Phishing scams have become more invasive and intelligent since the days of foreign princes reaching out to confirm your bank account numbers and collect your newly found inheritance. Many of us already know to avoid pop-up ads and not to click the links in suspicious emails.
Today, however, social engineering is often used to acquire login credentials and credit card information. Phishing can occur through text, instant messages across social platforms, and email, even email messages designed to look like they’re coming from a friend or colleague.
You can detect and avoid phishing by staying alert and putting a few best practices into place:
- Routinely watch domain names: if you receive a message from a colleague or professional entity (bank, store, etc) from an @gmail or @yahoo address, don’t open it or respond.
- Grammar matters! Look for it: If you are receiving messages from businesses and individuals who are usually well-spoken and professional that now have misspellings and a poor writing quality, be suspicious.
- Beware of urgency: You don’t know anyone who needs you to buy them ten gift cards and send a picture of the barcode scratched off right now. If your supervisor or your friend is having an Apple gift card emergency, they’ll call you.
- Bookmark sites you often use, and access those sites through your bookmarks: If you get a suspicious email from Amazon or your bank, don’t click through from the email.

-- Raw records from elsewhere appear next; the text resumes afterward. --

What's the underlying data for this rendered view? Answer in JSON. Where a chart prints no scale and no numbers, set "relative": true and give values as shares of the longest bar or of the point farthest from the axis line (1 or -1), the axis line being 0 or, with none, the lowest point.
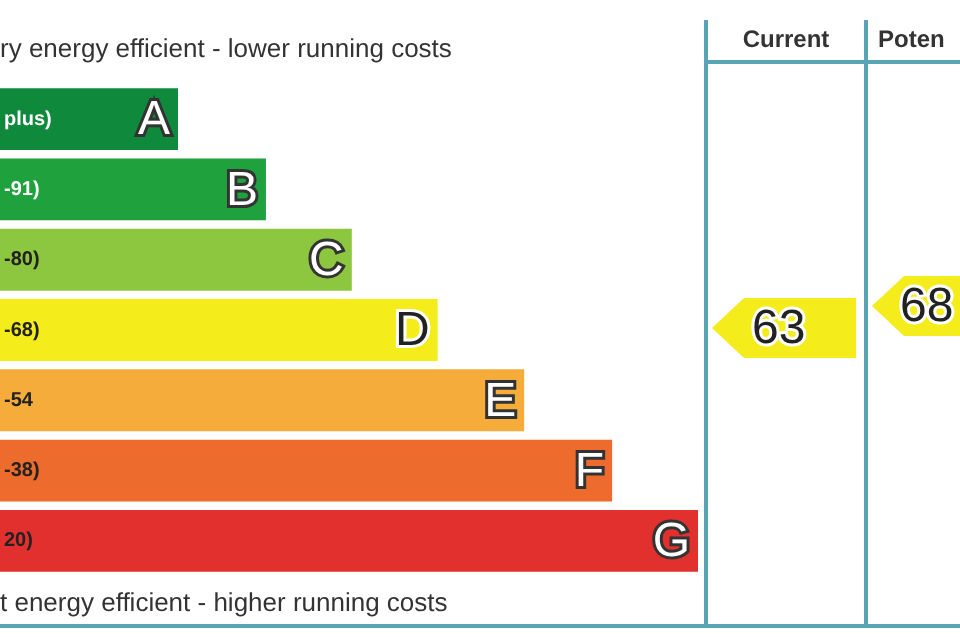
{
  "chart_data": {
    "type": "bar",
    "orientation": "horizontal",
    "relative": true,
    "title": "ry energy efficient - lower running costs",
    "categories": [
      "A",
      "B",
      "C",
      "D",
      "E",
      "F",
      "G"
    ],
    "values": [
      0.255,
      0.381,
      0.504,
      0.627,
      0.751,
      0.877,
      1
    ],
    "colors": [
      "#0f8a3c",
      "#1fa23d",
      "#8dc63f",
      "#f5ec1c",
      "#f5ac3a",
      "#ec6b2d",
      "#e2302f"
    ],
    "annotations": [
      "t energy efficient - higher running costs",
      "Current",
      "Poten",
      "63",
      "68",
      "plus)",
      "-91)",
      "-80)",
      "-68)",
      "-54",
      "-38)",
      "20)"
    ],
    "legend": false
  }
}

Close the email, open a new browser, and visit their website through an existing bookmark, or type in the website. If there’s truly an issue, you’ll see an alert after logging in.
- Don’t trust texts from numbers you don’t know: In 2021, few texts come from numbers you don’t have saved. If it’s not DoorDash, a 6 or 11 digit random number has a high chance of being a scam.
- Businesses don’t call to confirm your personal information: The IRS won’t call you to ask for your bank account, nor will the police call to ask for your social security number and threaten to arrest you if you don’t transfer money. If you feel the call might be legitimate, hang up, and call the business directly. They’ll be able to help you report a scam or address the issue directly
- If you’re not sure, ask first! Think a suspicious email might really be from a friend or colleague? Not sure if there truly is a problem with your bank? A quick call will answer all of your questions and help to prevent future phishing scams.
If you think you’ve clicked on a phishing link or might have been the victim of a phishing scam, take a few quick actions:
- Disconnect your device from the internet immediately
- Run an antivirus and malware scan before accessing future internet files
- Change your account login credentials
- Monitor your credit card charges for fraudulent activity
Staying alert is the best defense against socially engineered phishing. Trust your instincts and your IT team’s advice to keep your files, identity, and credentials safe.